What’s more important, it’s very easy to add new metrics and have them be collected in our collection system. We use Librato Metrics to store and visualize our data, and we’re using Eric Lindvall’s excellent metriks library.

Making it easy for developers to add and visualize new metrics is just as important as enabling developers to build and continuously grow a test suite. The easier it is for someone to add a new metric and see it pop up somewhere, the more likely the buy-in from your team to get started.

I don’t have any metrics, get me started!

With a legacy code base (one that doesn’t have any metrics) similar ideas apply as to how to sneak tests into projects that don’t have any yet.

You start small and simple by adding metrics to the parts of the code you’re currently working on. You can gradually work your way up, that’s how the Travis CI code base got instrumented over time.

For instance, if you added a new feature that sends password reminders to users. You can start tracking how many you’re sending by adding a single line to your code.

def send_password_reminder(user)
  Metriks.meter('password_reminders').mark
  UserMailer.password_reminder(user).deliver
end

This tracks how many you send. You can keep going and instrument the sending itself. Most of the time, when sending emails, some external resource is involved. Whether you’re talking to an API (think Mandrill, Postmark, et. al.) or using SMTP directly, there’s network overhead worth measuring.

def send_password_reminder(user)
  Metriks.timer('password_reminders').time do
    UserMailer.password_reminder(user).deliver
  end
end

Lots of libraries exist to instruments for all kinds of languages and frameworks. Most of them have been inspired in one way or the other by Coda Hale’s metrics library, and the talk it’s based on, “Metrics, Metrics Everywhere”. The talk gives a great introduction on the types of metrics that you can use to instrument your code, why you should instrument, and how that improves the transparency and visibility of what your application is doing.

The upshot of well-put metrics and accessible visualization is that you can put them up on a dashboard to increase visibility for everyone in the company, for everyone with a stake in the product.

Logs: The Why and the How

Where metrics tell you all about what’s going on, logs are the true soul of your application.

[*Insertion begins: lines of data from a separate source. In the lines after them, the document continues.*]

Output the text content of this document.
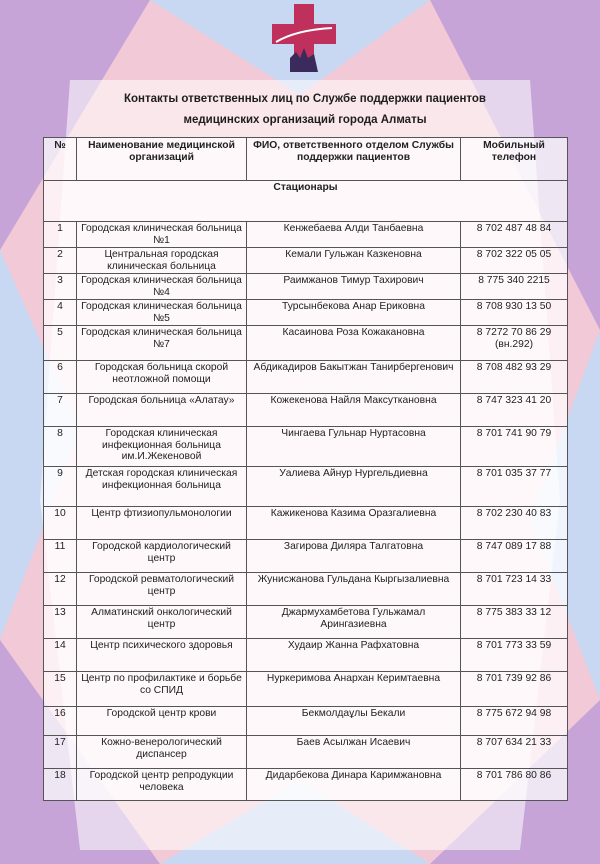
Контакты ответственных лиц по Службе поддержки пациентов
медицинских организаций города Алматы
№	Наименование медицинской организаций	ФИО, ответственного отделом Службы поддержки пациентов	Мобильный телефон
Стационары			
1	Городская клиническая больница №1	Кенжебаева Алди Танбаевна	8 702 487 48 84
2	Центральная городская клиническая больница	Кемали Гульжан Казкеновна	8 702 322 05 05
3	Городская клиническая больница №4	Раимжанов Тимур Тахирович	8 775 340 2215
4	Городская клиническая больница №5	Турсынбекова Анар Ериковна	8 708 930 13 50
5	Городская клиническая больница №7	Касаинова Роза Кожакановна	8 7272 70 86 29 (вн.292)
6	Городская больница скорой неотложной помощи	Абдикадиров Бакытжан Танирбергенович	8 708 482 93 29
7	Городская больница «Алатау»	Кожекенова Найля Максуткановна	8 747 323 41 20
8	Городская клиническая инфекционная больница им.И.Жекеновой	Чингаева Гульнар Нуртасовна	8 701 741 90 79
9	Детская городская клиническая инфекционная больница	Уалиева Айнур Нургельдиевна	8 701 035 37 77
10	Центр фтизиопульмонологии	Кажикенова Казима Оразгалиевна	8 702 230 40 83
11	Городской кардиологический центр	Загирова Диляра Талгатовна	8 747 089 17 88
12	Городской ревматологический центр	Жунисжанова Гульдана Кыргызалиевна	8 701 723 14 33
13	Алматинский онкологический центр	Джармухамбетова Гульжамал Арингазиевна	8 775 383 33 12
14	Центр психического здоровья	Худаир Жанна Рафхатовна	8 701 773 33 59
15	Центр по профилактике и борьбе со СПИД	Нуркеримова Анархан Керимтаевна	8 701 739 92 86
16	Городской центр крови	Бекмолдаұлы Бекали	8 775 672 94 98
17	Кожно-венерологический диспансер	Баев Асылжан Исаевич	8 707 634 21 33
18	Городской центр репродукции человека	Дидарбекова Динара Каримжановна	8 701 786 80 86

Metrics only give you a numeric representation of what happened, logs tell you (ideally) why things happened. They’re your audit trail of steps your application took to execute a specific task.

While metrics can be easily unified using a common library, for logs that’s much harder to do. We’re using part automated logs that give a simple audit trail and part literal log output to determine what happened.

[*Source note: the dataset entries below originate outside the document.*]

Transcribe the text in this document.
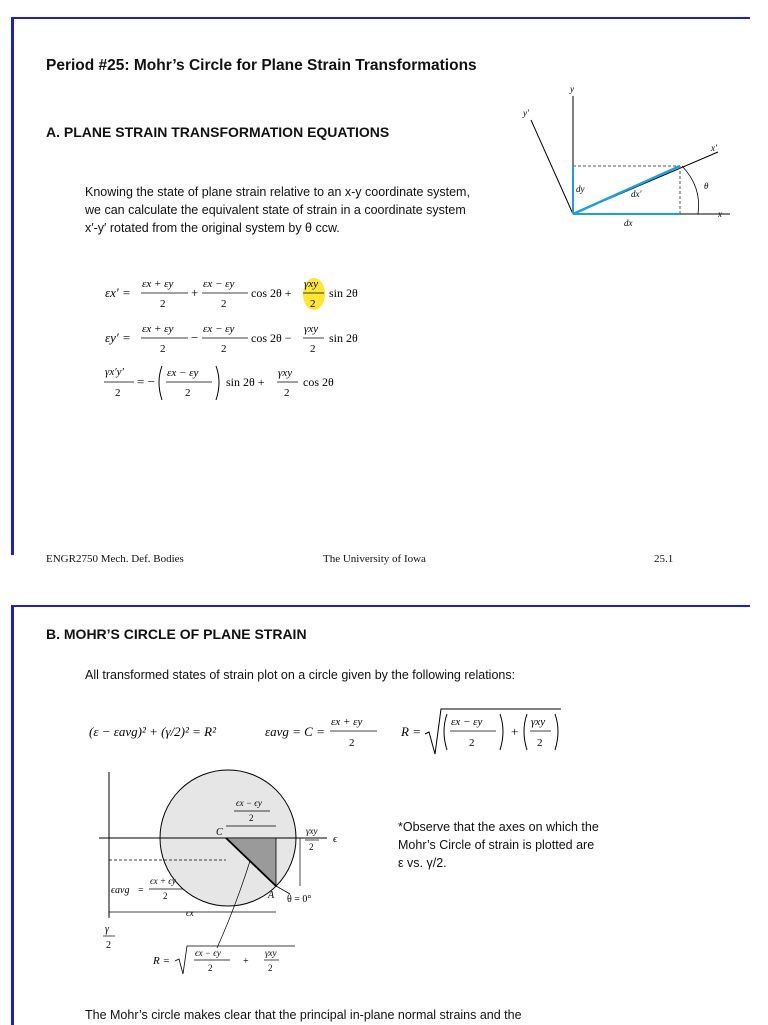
Period #25: Mohr’s Circle for Plane Strain Transformations
A. PLANE STRAIN TRANSFORMATION EQUATIONS
Knowing the state of plane strain relative to an x-y coordinate system,
we can calculate the equivalent state of strain in a coordinate system
x′-y′ rotated from the original system by θ ccw.
y
x
y′
x′
dy
dx
dx′
θ
εx′ =
εx + εy
2
+
εx − εy
2
cos 2θ +
γxy
2
sin 2θ
εy′ =
εx + εy
2
−
εx − εy
2
cos 2θ −
γxy
2
sin 2θ
γx′y′
2
= −
εx − εy
2
sin 2θ +
γxy
2
cos 2θ
ENGR2750 Mech. Def. Bodies	The University of Iowa	25.1
B. MOHR’S CIRCLE OF PLANE STRAIN
All transformed states of strain plot on a circle given by the following relations:
(ε − εavg)² + (γ/2)² = R²	εavg = C =
εx + εy
2
R =
εx − εy
2
+
γxy
2
ϵ
C
A θ = 0°
ϵx − ϵy
2
γxy
2
ϵavg =
ϵx + ϵy
2
ϵx
γ
2
R =
ϵx − ϵy
2
+
γxy
2
*Observe that the axes on which the
Mohr’s Circle of strain is plotted are
ε vs. γ/2.
The Mohr’s circle makes clear that the principal in-plane normal strains and the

It can be tempting to try and make logging for your application generic. This works for quite a few things (tracing method calls, HTTP request details).

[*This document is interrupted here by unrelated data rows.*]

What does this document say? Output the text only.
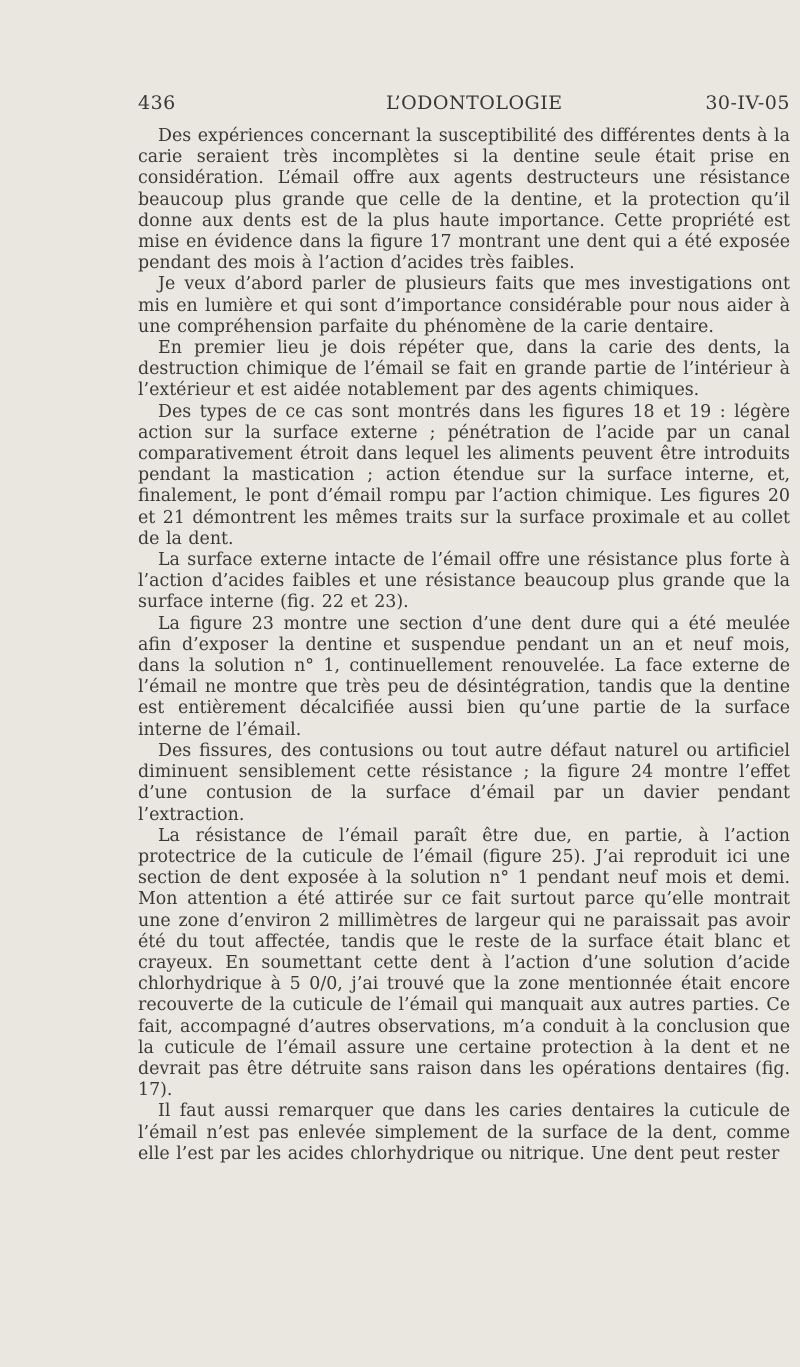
436	L’ODONTOLOGIE	30-IV-05

Des expériences concernant la susceptibilité des différentes dents à la carie seraient très incomplètes si la dentine seule était prise en considération. L’émail offre aux agents destructeurs une résistance beaucoup plus grande que celle de la dentine, et la protection qu’il donne aux dents est de la plus haute importance. Cette propriété est mise en évidence dans la figure 17 montrant une dent qui a été exposée pendant des mois à l’action d’acides très faibles.

Je veux d’abord parler de plusieurs faits que mes investigations ont mis en lumière et qui sont d’importance considérable pour nous aider à une compréhension parfaite du phénomène de la carie dentaire.

En premier lieu je dois répéter que, dans la carie des dents, la destruction chimique de l’émail se fait en grande partie de l’intérieur à l’extérieur et est aidée notablement par des agents chimiques.

Des types de ce cas sont montrés dans les figures 18 et 19 : légère action sur la surface externe ; pénétration de l’acide par un canal comparativement étroit dans lequel les aliments peuvent être introduits pendant la mastication ; action étendue sur la surface interne, et, finalement, le pont d’émail rompu par l’action chimique. Les figures 20 et 21 démontrent les mêmes traits sur la surface proximale et au collet de la dent.

La surface externe intacte de l’émail offre une résistance plus forte à l’action d’acides faibles et une résistance beaucoup plus grande que la surface interne (fig. 22 et 23).

La figure 23 montre une section d’une dent dure qui a été meulée afin d’exposer la dentine et suspendue pendant un an et neuf mois, dans la solution n° 1, continuellement renouvelée. La face externe de l’émail ne montre que très peu de désintégration, tandis que la dentine est entièrement décalcifiée aussi bien qu’une partie de la surface interne de l’émail.

Des fissures, des contusions ou tout autre défaut naturel ou artificiel diminuent sensiblement cette résistance ; la figure 24 montre l’effet d’une contusion de la surface d’émail par un davier pendant l’extraction.

La résistance de l’émail paraît être due, en partie, à l’action protectrice de la cuticule de l’émail (figure 25). J’ai reproduit ici une section de dent exposée à la solution n° 1 pendant neuf mois et demi. Mon attention a été attirée sur ce fait surtout parce qu’elle montrait une zone d’environ 2 millimètres de largeur qui ne paraissait pas avoir été du tout affectée, tandis que le reste de la surface était blanc et crayeux. En soumettant cette dent à l’action d’une solution d’acide chlorhydrique à 5 0/0, j’ai trouvé que la zone mentionnée était encore recouverte de la cuticule de l’émail qui manquait aux autres parties. Ce fait, accompagné d’autres observations, m’a conduit à la conclusion que la cuticule de l’émail assure une certaine protection à la dent et ne devrait pas être détruite sans raison dans les opérations dentaires (fig. 17).

Il faut aussi remarquer que dans les caries dentaires la cuticule de l’émail n’est pas enlevée simplement de la surface de la dent, comme elle l’est par les acides chlorhydrique ou nitrique. Une dent peut rester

The important thing to remember is, when there’s an incident that requires investigation, there’s a person looking at the logs, trying to make sense of what happened and why.

Logging is the art of not saying too much, but also saying enough that an investigation can be done by a human. Just like adding metrics, it’s an evolutionary process, there’s no one right way to do it and to find the spots in your application that need to log meaningful data.

For instance, the part of our apps that handles trials for http://travisci.com logs statements about trials that have expired, trials that have started and all that. On top of that we track metrics, but they’re anonymous, they have no relation to the account the trial is running for.

Once you’ve started logging, you need a place to aggregate them for simple search. There are services to help you get started, we’re using Papertrail for this very purpose. It’s wonderfully simple to hook it up to your Heroku apps and start logging.

Measure Everything, Log Anything!

To make sure that you can continuously ship code to production and to have confidence in what your application doing when running, logs and metrics are your first steps to more transparency and visibility.

While there’s no one way to integrate them, there are certainly a lot of options to get you started. Combined with a healthy test suite, both allow you to build and ship your code with confidence.